The Fuzz has two rear wheel positions, which will change the chainstay length along with the amount of travel. Small details worth mentioning include the bike’s internal routing with wide ports for easy access, and an integrated seatpost clamp.

NS Bikes Snabb
NS also had a new all-mountain bike at the show as well. Called the Snabb (Swedish for fast), the complete bike comes set up with 27.5″ wheels, but has interchangeable dropouts for those who wish to run 26″ wheels, a useful feature for the “You can pry 26″ wheels from my cold, dead hands” crowd. With 163mm of travel, a 66 degree head angle and a true four bar linkage design, the bike looks like it could be a capable bike, one that’s designed to shine on the downhills.
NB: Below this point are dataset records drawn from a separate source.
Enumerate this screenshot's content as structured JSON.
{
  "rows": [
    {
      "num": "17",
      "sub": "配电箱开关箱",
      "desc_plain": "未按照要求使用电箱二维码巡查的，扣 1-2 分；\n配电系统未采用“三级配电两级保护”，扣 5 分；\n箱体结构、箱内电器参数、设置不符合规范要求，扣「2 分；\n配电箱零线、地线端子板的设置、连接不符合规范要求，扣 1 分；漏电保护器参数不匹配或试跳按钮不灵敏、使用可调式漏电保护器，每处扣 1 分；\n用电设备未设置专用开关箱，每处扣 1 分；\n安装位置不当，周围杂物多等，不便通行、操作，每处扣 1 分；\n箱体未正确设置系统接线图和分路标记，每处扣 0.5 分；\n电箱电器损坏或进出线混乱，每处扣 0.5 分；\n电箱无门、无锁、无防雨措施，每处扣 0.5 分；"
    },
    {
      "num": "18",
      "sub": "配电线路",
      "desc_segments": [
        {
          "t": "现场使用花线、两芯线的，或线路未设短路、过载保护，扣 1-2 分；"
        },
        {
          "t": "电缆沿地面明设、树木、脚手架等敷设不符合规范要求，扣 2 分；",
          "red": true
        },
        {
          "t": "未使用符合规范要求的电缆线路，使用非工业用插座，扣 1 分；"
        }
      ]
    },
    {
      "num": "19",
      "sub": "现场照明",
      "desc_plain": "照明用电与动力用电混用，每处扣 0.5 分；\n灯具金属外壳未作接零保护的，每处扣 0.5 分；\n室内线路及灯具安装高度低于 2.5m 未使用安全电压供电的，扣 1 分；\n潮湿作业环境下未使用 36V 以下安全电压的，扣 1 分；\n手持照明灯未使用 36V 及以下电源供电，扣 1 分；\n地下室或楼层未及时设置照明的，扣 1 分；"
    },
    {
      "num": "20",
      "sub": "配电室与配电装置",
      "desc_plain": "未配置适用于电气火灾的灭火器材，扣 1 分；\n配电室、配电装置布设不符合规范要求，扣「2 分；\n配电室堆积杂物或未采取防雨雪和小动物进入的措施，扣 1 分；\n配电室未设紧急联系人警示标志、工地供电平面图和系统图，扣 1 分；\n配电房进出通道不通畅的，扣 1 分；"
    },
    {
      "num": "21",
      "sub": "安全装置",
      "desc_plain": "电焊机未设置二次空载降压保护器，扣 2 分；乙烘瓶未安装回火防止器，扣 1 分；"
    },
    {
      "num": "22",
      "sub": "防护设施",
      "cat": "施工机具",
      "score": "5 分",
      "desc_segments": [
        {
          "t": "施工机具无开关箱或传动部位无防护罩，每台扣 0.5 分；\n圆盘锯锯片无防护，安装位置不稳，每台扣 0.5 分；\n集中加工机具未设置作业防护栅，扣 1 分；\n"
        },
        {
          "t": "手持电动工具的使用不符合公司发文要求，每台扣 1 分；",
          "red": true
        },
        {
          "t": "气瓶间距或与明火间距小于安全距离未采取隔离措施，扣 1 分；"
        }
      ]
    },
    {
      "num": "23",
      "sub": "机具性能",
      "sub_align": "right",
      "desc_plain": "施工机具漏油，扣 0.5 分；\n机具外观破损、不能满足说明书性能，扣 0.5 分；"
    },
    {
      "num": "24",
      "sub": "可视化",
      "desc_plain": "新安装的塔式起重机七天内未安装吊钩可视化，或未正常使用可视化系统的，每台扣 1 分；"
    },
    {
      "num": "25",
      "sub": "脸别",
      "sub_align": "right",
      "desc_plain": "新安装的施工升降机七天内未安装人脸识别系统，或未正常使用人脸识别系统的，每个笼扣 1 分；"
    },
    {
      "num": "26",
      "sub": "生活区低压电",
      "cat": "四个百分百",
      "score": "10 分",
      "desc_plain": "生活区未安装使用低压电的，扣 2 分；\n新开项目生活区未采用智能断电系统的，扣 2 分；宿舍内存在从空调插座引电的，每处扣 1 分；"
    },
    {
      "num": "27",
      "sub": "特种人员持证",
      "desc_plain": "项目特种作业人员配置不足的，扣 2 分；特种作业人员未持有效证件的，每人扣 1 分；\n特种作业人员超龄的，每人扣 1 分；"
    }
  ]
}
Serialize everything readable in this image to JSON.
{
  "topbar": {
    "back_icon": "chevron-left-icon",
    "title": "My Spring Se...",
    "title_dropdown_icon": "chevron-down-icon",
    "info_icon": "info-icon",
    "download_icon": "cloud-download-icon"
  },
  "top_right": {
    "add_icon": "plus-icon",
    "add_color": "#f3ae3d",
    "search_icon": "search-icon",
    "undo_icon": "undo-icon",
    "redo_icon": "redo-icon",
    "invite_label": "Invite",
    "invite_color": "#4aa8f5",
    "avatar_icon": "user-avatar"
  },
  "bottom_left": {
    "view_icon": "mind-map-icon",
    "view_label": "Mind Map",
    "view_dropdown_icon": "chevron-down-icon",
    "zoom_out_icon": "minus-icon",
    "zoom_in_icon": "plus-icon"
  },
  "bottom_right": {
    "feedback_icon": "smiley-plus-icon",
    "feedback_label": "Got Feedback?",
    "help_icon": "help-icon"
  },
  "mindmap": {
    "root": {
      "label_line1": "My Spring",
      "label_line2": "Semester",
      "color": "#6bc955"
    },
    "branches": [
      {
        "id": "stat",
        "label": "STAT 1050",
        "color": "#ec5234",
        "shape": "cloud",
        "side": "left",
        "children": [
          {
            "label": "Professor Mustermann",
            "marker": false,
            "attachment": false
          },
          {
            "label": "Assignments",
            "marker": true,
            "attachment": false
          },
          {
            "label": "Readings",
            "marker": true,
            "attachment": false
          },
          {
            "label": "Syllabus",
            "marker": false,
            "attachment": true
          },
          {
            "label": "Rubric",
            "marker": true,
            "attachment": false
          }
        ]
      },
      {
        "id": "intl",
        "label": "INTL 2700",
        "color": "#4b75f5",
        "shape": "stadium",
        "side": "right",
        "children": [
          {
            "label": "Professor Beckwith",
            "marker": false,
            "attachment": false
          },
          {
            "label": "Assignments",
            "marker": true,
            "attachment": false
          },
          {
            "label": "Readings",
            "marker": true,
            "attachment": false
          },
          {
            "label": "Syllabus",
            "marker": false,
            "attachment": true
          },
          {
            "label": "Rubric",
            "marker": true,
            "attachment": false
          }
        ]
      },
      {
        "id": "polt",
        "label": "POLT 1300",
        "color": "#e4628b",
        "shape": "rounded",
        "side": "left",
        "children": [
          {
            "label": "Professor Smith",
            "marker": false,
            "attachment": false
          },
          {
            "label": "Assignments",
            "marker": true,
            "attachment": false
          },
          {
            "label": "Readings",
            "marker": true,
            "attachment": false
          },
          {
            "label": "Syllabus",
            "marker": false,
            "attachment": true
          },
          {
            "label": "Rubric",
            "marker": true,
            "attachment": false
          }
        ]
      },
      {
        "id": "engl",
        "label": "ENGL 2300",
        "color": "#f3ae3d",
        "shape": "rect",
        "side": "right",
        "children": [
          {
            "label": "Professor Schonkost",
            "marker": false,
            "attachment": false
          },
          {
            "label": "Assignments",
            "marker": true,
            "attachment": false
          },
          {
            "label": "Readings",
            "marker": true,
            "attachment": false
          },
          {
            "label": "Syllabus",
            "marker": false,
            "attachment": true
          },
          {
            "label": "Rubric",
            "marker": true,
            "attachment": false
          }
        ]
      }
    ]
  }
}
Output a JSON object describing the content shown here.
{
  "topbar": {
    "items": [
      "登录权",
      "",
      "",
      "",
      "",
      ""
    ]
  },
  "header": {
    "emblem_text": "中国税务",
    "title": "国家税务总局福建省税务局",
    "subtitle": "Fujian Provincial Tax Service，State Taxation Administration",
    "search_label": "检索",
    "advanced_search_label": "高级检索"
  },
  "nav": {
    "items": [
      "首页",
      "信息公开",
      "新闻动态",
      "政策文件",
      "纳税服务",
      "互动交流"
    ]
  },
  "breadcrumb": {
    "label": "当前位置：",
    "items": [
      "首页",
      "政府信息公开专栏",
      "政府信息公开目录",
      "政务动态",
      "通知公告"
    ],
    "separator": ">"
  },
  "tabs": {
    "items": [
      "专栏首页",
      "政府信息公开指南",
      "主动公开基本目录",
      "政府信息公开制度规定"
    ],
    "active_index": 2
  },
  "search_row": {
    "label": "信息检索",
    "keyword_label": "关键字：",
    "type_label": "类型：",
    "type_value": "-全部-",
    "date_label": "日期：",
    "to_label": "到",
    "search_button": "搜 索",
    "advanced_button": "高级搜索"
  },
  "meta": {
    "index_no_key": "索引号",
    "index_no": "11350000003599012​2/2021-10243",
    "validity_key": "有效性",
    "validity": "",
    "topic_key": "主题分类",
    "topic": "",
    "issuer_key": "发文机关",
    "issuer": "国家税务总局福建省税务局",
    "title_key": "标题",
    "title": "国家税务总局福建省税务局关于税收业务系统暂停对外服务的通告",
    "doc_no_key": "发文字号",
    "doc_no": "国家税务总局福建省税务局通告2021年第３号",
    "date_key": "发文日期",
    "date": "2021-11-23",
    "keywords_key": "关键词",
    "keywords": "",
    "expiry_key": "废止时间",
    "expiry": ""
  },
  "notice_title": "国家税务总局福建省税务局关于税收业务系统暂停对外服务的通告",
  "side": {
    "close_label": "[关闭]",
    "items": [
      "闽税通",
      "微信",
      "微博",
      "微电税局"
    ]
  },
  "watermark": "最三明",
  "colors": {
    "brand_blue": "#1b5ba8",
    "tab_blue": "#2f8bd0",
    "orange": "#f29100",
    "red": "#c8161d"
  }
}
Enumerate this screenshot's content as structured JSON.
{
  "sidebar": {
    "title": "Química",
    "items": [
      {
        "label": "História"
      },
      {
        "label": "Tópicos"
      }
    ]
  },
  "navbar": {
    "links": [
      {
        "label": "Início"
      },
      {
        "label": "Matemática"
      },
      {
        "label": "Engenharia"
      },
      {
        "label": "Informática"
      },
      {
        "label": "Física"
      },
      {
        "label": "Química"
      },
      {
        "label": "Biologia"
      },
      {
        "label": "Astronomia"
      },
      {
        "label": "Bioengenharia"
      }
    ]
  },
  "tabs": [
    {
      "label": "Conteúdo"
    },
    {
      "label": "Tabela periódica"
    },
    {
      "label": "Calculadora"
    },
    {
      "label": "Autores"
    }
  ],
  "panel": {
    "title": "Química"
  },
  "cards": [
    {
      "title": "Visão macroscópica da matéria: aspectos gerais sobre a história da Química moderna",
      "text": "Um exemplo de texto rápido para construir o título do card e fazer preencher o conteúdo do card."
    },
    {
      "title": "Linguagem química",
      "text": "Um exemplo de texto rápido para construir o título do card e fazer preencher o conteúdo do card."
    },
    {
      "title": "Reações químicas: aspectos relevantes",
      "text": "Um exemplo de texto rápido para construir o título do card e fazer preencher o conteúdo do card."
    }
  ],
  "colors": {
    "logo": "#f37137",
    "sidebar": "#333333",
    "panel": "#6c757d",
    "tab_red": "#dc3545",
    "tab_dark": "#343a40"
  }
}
Plus, with a frame only option available, riders have the ability to build the bike up as burly or light as they want.

Snabb details:

  • Intended use: all-mountain / enduro
  • 163mm travel
  • Head tube angle: 66 degrees
  • Chainstay length: 433mm

The Snabb uses a true four bar suspension design, and features a tapered headtube and interchangeable dropouts.